İnsanımızın en çok ihtiyaç duyduğu şey; ilmihaldir. Bugün birçok insanımız, dinin en basit kaidelerini, kurallarını dahi bilmiyor. Affedersiniz ama bir iki tane örnek vermek istiyoruz, konu anlaşılsın diye:
Adam oruçluyken kusmuş, kustuğunu da yutmamış; buna rağmen orucunu bozuyor. Niye? Çünkü kusmanın orucu bozmayacağını bilmiyor. Adamın 20 tane dairesi var, zekât vermiyor. Kendisine diyoruz ki: ‘Niçin zekât vermiyorsun? Adam diyor ki: ‘Benim nakit param yok ki! Adam, senin nakit paran yok; fakat senin sadece kira bedelin zekât vermeye yetiyor. Adam diyor: ‘Vallahi bilmiyorum, bilseydim verirdim. Biz hep ne diyoruz: ‘Ya rabbi bu kavmi affet, bu milleti bağışla; çünkü bu millet dinini bilmiyor.’ Kadıncağız affedersiniz hayızlıdır veya doğum yapmış lohusadır; hala oruç tutuyor! Hâlbuki hayızlı iken oruç tutulmaz ki! Lohusa iken oruç tutulmaz ki! O günler oruç tutmayacaksın; yiyeceksin, içeceksin; ama tutmadığın kadar da kaza edeceksin. O günlerde namazlarını kılmadığın için lohusa iken veya adetliyken namazın kazası olmuyor; ama orucun kazası mutlaka gereklidir. İnsanlar bilmiyor. Kadın o halde oruç tutuyor, üstüne kaza da yapmıyor. O yüzden ilim ibadetten hayırlıdır. Rabbim bizleri ilimsiz cahil insanlardan etmesin.

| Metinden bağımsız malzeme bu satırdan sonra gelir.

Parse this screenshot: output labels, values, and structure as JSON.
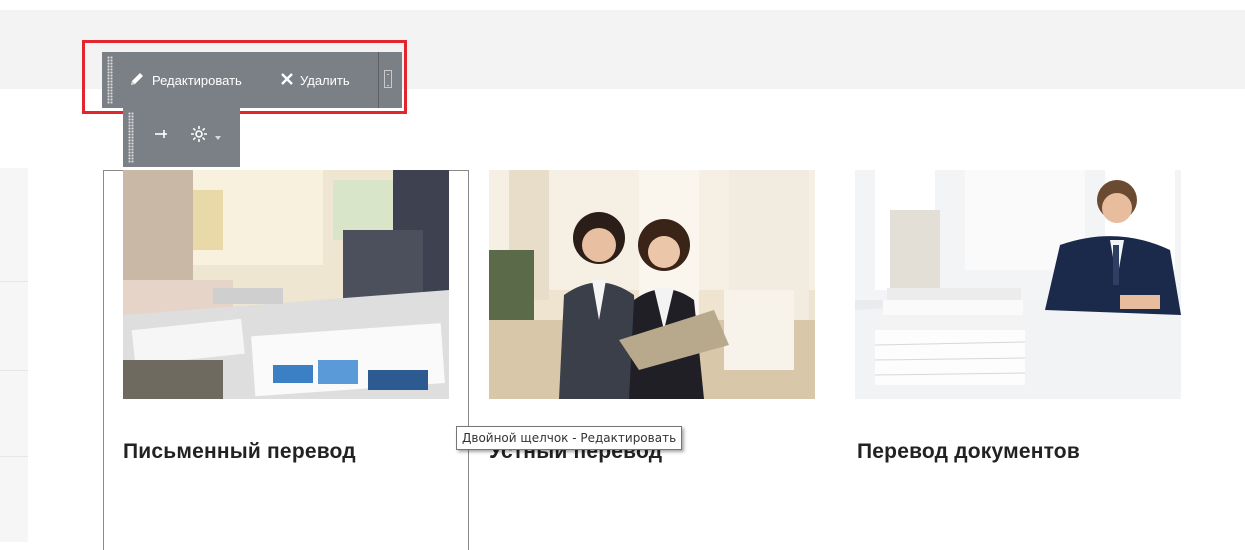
{
  "toolbar": {
    "edit_label": "Редактировать",
    "delete_label": "Удалить"
  },
  "subtoolbar": {
    "pin_icon": "pin-icon",
    "settings_icon": "gear-icon"
  },
  "cards": [
    {
      "title": "Письменный перевод",
      "image": "business-meeting-documents-photo"
    },
    {
      "title": "Устный перевод",
      "image": "two-women-with-laptop-photo"
    },
    {
      "title": "Перевод документов",
      "image": "man-with-paper-stacks-photo"
    }
  ],
  "tooltip": {
    "text": "Двойной щелчок - Редактировать"
  },
  "colors": {
    "panel": "#7b7f86",
    "highlight": "#e3262d"
  }
}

Zekât, İslam dininin temel esaslarındandır, zengin Müslümanlar için farz bir ibadettir. İslam toplumunu kuşatan, kapsamlı bir yardımlaşma kurumudur zekât. Müslüman zenginler, artan mal varlıklarından yılda bir kez %2,5 oranındaki bölümünü, Kur'an'ın emrettiği yerlere karşılıksız olarak zekât niyetiyle vermelidirler. Yani zekât verebilmek için 3 hususa dikkat edeceğiz: 1-O malın artması gerekiyor. 2-Yılda bir kez vermek gerekiyor. 3-Kur'an'ın ön gördüğü kimselere vermek gerekiyor. Hak etmeyen kişiye zekât verilirse, kabul olmaz.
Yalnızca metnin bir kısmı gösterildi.